The number of possible combinations between the amplification products of the MSP1 and MSP2 genes provides a highly distinctive method for the identification of different clones in the investigated samples (Babiker et al. 1997; Haddad et al. 1999). Among the isolates that were investigated in this study, multiplicity of infection was highest in the age group 3–5 years with allelic families of MSP1 (average 3.2 clones) and in the age group 6–10 years with MSP2 (average 2.5 clones) (Table 1). Multiplicity of infection appeared to decrease with age but unlike in other studies (Felger et al. 1999; Konate et al. 1999; Smith et al. 1999), this trend was statistically not significant. When comparing isolates from holo- and mesoendemic areas, 78 and 64% of the samples, respectively, contained multiple MSP1 and MSP2 genotypes, comparable with studies in Zimbabwe (Creasy et al. 1990), Senegal (Ntoumi et al. 1995) and Tanzania (Babiker et al. 1997). However, the differences between the holo- (MSP1: average 2.9 clones; MSP2: average two clones) and mesoendemic area (MSP1: average 2.5 clones; MSP2: average 2.2 clones) were not significant. Work by Konate et al. (1999) showed similar results from the holoendemic village in Dielmo (Senegal) with a multiplicity average of 2.8 clones with MSP1 and three clones with MSP2, while multiplicity of infection in the mesoendemic area of Ndiop (Senegal) with 1.5 clones (MSP1 and MSP2) was clearly lower than the mesoendemic area investigated in this study in Uganda. This might be because of increased and prolonged rainfalls during October–December 1997 in the Kabarole District of western Unganda, which in turn caused increased reporting of malaria cases in local health centres in January and February 1998 (Kilian et al. 1999). The higher number of multiple P. falciparum infection in the mesoendemic area could be a result of this rain pattern.
Multiplicity of infection of MSP1 and particulary of MSP2 was positively correlated to parasite density in most age groups (Fig. 2). Studies from Tanzania reported a similar correlation between multiplicity of infection and parasite density across age groups (Beck et al. 1997; Felger et al. 1999; Smith et al. 1999).

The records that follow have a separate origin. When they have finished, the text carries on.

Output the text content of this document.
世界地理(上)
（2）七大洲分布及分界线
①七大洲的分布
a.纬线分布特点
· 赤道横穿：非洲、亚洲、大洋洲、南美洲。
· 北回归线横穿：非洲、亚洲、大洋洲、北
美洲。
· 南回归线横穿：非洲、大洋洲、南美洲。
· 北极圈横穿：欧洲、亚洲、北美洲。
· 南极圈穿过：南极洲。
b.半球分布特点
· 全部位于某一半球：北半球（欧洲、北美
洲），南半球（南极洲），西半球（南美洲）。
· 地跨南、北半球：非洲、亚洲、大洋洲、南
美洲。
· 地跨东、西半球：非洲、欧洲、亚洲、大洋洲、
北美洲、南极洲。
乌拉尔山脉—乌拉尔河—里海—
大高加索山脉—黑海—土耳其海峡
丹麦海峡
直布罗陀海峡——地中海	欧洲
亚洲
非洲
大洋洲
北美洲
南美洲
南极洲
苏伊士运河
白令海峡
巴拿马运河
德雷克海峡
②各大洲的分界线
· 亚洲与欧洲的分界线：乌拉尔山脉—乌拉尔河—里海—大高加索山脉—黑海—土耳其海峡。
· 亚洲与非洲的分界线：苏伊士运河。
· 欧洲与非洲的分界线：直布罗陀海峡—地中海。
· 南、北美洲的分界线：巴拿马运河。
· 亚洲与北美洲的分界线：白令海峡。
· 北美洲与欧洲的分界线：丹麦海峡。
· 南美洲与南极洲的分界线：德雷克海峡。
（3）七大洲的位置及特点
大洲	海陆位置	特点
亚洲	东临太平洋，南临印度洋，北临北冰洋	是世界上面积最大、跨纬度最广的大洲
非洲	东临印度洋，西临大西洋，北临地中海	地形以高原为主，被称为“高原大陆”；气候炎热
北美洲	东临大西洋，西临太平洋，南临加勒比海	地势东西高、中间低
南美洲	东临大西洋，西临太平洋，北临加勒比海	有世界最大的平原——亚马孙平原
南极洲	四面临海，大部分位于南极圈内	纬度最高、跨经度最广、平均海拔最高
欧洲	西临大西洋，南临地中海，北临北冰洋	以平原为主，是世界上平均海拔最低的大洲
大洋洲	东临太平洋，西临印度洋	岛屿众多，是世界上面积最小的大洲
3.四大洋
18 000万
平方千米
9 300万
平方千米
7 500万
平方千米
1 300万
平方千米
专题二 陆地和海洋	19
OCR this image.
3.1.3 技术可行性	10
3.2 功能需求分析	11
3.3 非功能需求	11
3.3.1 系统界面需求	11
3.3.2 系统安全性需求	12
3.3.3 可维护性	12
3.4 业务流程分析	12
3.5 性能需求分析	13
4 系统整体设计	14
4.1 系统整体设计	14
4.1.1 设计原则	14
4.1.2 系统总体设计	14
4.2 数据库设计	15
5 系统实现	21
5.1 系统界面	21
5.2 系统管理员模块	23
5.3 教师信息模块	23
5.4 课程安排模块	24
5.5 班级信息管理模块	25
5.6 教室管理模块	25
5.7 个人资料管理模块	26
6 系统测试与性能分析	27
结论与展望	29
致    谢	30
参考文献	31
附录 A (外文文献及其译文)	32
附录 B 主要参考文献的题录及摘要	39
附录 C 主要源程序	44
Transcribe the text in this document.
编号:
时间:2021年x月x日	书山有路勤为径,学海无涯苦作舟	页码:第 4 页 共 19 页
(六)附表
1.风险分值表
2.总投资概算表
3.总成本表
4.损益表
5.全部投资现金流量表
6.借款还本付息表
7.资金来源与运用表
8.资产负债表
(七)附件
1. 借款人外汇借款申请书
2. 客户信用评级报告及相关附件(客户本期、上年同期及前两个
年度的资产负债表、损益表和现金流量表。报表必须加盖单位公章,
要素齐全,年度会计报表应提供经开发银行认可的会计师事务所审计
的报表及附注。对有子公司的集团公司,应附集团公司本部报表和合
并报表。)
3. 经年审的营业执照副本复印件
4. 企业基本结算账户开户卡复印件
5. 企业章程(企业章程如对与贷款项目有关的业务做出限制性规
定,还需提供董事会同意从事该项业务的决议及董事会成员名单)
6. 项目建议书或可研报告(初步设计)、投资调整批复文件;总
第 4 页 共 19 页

Parasite genotyping is an established tool in molecular epidemiology and enables researchers to gain more understanding of premunition in P. falciparum. But we need more studies to elucidate the dynamics of transmission of multiple infections and about the potential of genetic recombination and the distribution of genetic traits such as drug resistance.
This work was supported in part by Friedrich Baur Stiftung, Förderprogramm für Forschung und Lehre der Medizinischen Fakultät der Universität München, and the Gesellschaft für Technische Zusammenarbeit (GTZ). Gabriele Peyerl-Hoffmann is supported by the Democh Maurmeier Stiftung. We thank all villagers and village health workers for their assistance.